It wasn’t an easy task for the Moons to come back to Winfield to teach. “When they offered us the job, I really wasn’t for sure if I was ready to come back,” said Roger. “I didn’t want to feel like the Winfield kid. I really wanted to find myself.”
Roger grew up in Winfield. He was unsure about continuing the family tradition of attending Southwestern College. “I grew up around theatre. I attended Campus Player productions and took private lessons starting at an early age,” said Roger. “Later on during high school I ended up taking lessons from Helen Graham. My life was so intertwined with Southwestern, therefore I looked at going somewhere else for school.”
Roger changed his mind when he helped with a production directed by Norman Callison in 1966. “I had worked on a production backstage and something clicked,” said Roger. “I decided that I wanted to work more with this man and that’s when I decided to attend Southwestern College.”
After graduating college in 1970, Roger was offered a teaching position at Buhler High School. It was there that Roger met Allyson. They started dating after Allyson graduated high school in 1972 and later married while Allyson attended Hutchinson Community College. Little did they know a summer program would become a big part of their lives.
“A summer theatre program called ‘Horsefeathers and Applesauce’ had started at SC and really made me more attracted to this place as a place to attend college,” said Allyson. “After graduating HCC we moved back to Winfield. I earned my degree and we had our first son Geoffrey.”
As Allyson worked towards earning her degree, Roger worked as adjunct professor of theatre.
The Moons left Winfield and headed North East after Allyson graduated in 1976. They both went to graduate school at Emporia State University in 1979. After graduate school Roger became a professor at Ottawa University, while Allyson worked at Central Heights High School and also part time at Ottawa University.
Allyson said, “We really enjoyed working together, but as our family grew, we felt that we were hiring out, having people take care of our children, our house, it felt like a three ring circus and the rings were not going to come into contact with one another.”
Then two theatre positions opened at Southwestern in 1987.
“We really thought we were on track to heading out of the state, probably up to Minneapolis, to pursue theatre professionally or in the academic area,” said Allyson. “So, when we received the offer for both of us to work in theatre together, that was just an offer we could not say ‘no’ to.”
In the summer of 1987, the theatre program “Horsefeathers and Applesauce” returned. The Moons returned to help revive the program.
“It really was the best of both worlds to be able to come back and to realize our own potentials,” said Roger. “This opportunity gave us a chance to get ourselves into the same circus here and in the same ring.”
After helping with the program the Moons accepted the job offer in 1988. “Our teachers that we had here challenged us, pushed us so far, and really educated us,” said Roger. “We didn’t want to come back here on faculty until we knew that we had inside ourselves what we needed in order to be able to do what we perceived to be done here.”

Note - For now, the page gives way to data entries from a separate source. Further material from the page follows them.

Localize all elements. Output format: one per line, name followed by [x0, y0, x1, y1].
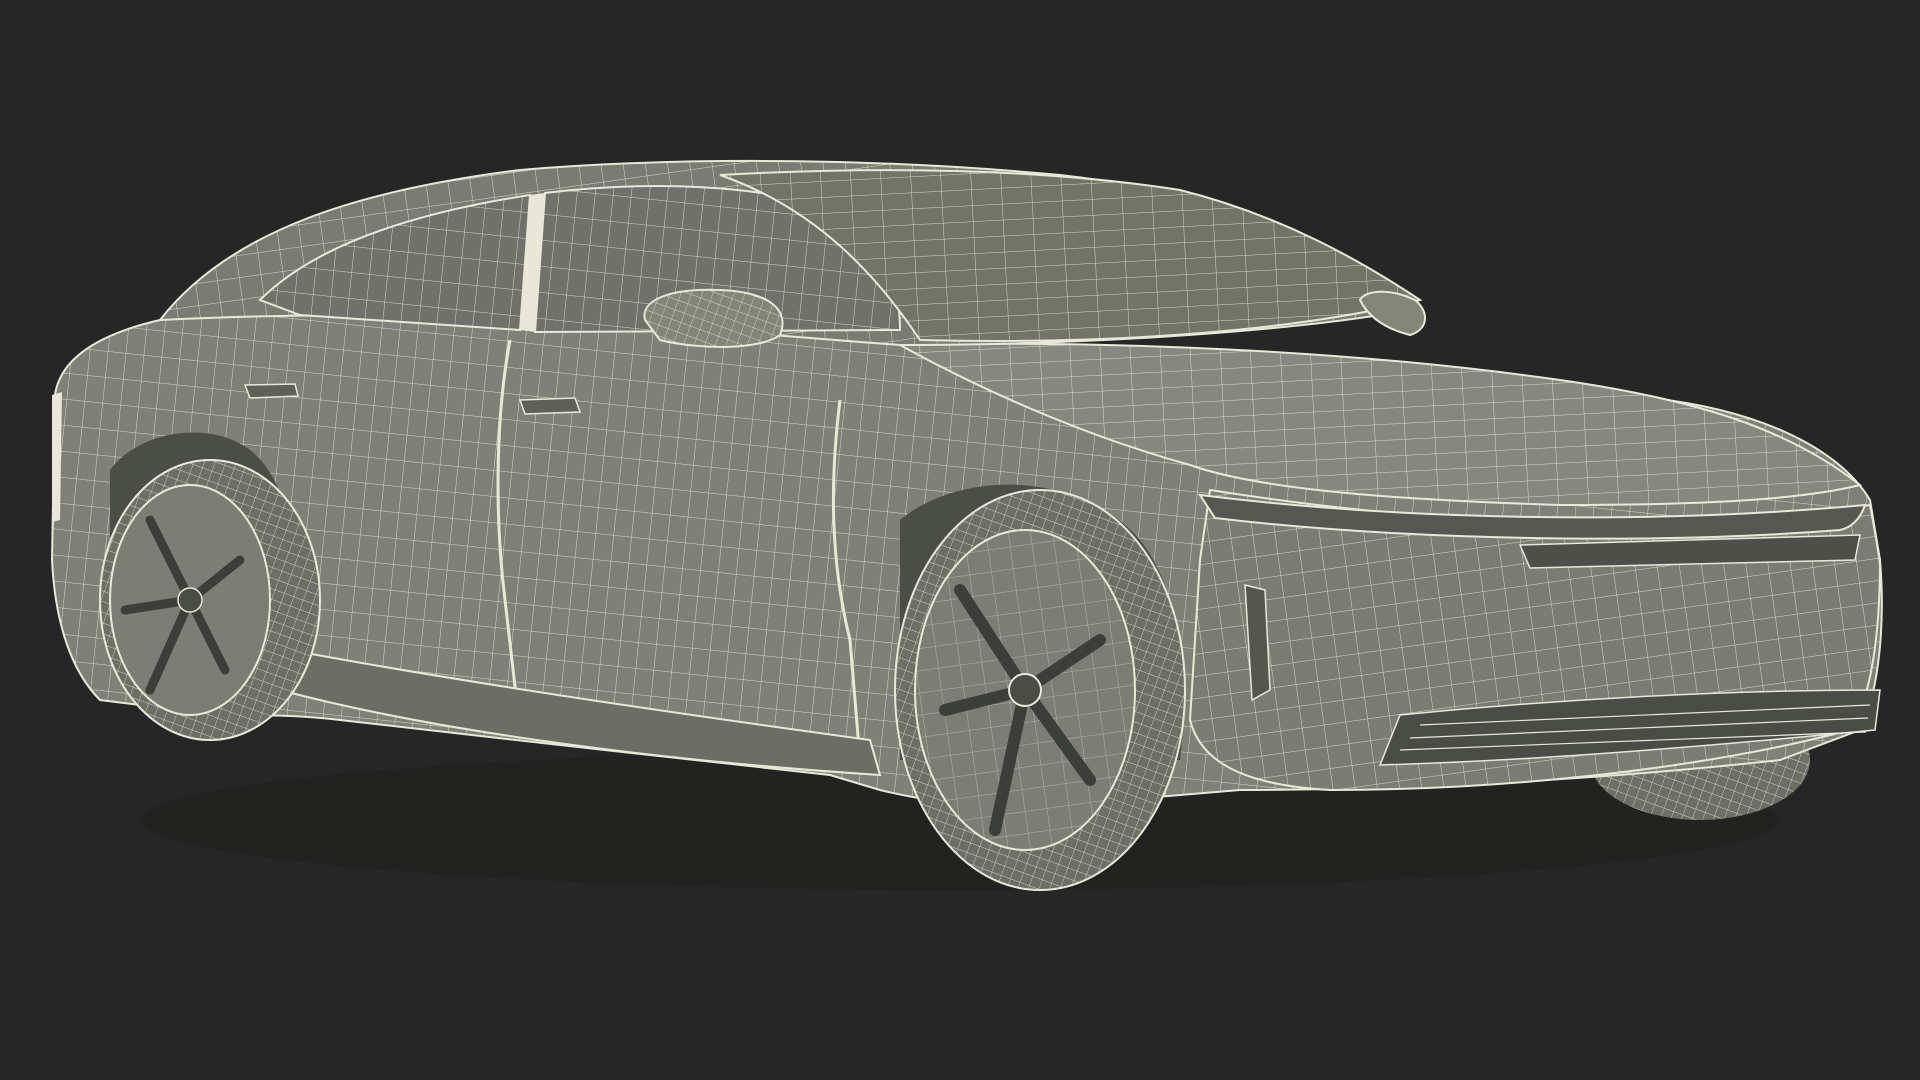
door-handle-front: [518, 397, 582, 415]
viewport: [0, 0, 1920, 1080]
front-wheel: [894, 489, 1186, 891]
car-wireframe-render: [50, 159, 1883, 891]
door-handle-rear: [243, 383, 299, 399]
rear-wheel: [99, 459, 321, 741]
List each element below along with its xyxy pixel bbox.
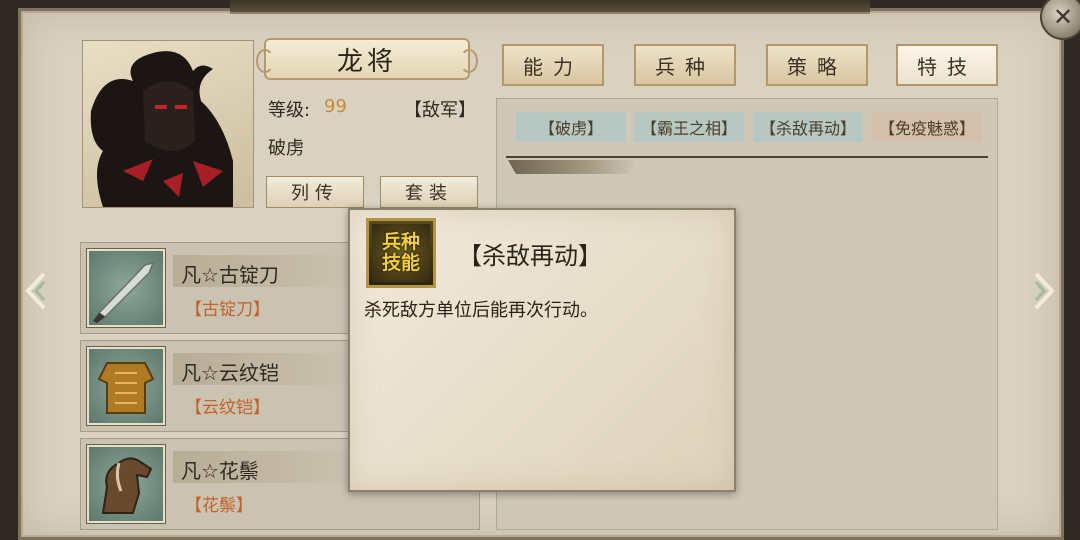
troop-skill-icon: 兵种 技能 <box>366 218 436 288</box>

Many changes have occurred since the Moons arrived to teach in 1988. New equipment has been installed and Richardson Auditorium has been newly renovated in 2011.
“Why wouldn’t we want to be here? We have these new toys to play with, from a new tech center and bigger space to work in,” said Allyson. “We have everything we need here and we are also able to collaborate with different departments. Not many other schools get that opportunity.”
But, it’s not the renovation that brought and kept the Moons here. It’s watching the students grow not only as performers, but as a people.
Cody Davis, class of 2011, said, “I have learned more about what it means to be a genuinely good person and truly care for others than anything I could have hoped to learn in any academic area in any classroom.”
The Moons plan to stay. The college and community have become a major part of their lives.
“It’s not about what you have. It’s about what you do with what you have. Challenging students to do really great work with the tools that they have and seeing where they go in life after SC is why we became teachers,” said Roger. “We could have not made a better decision than to come back to SC.”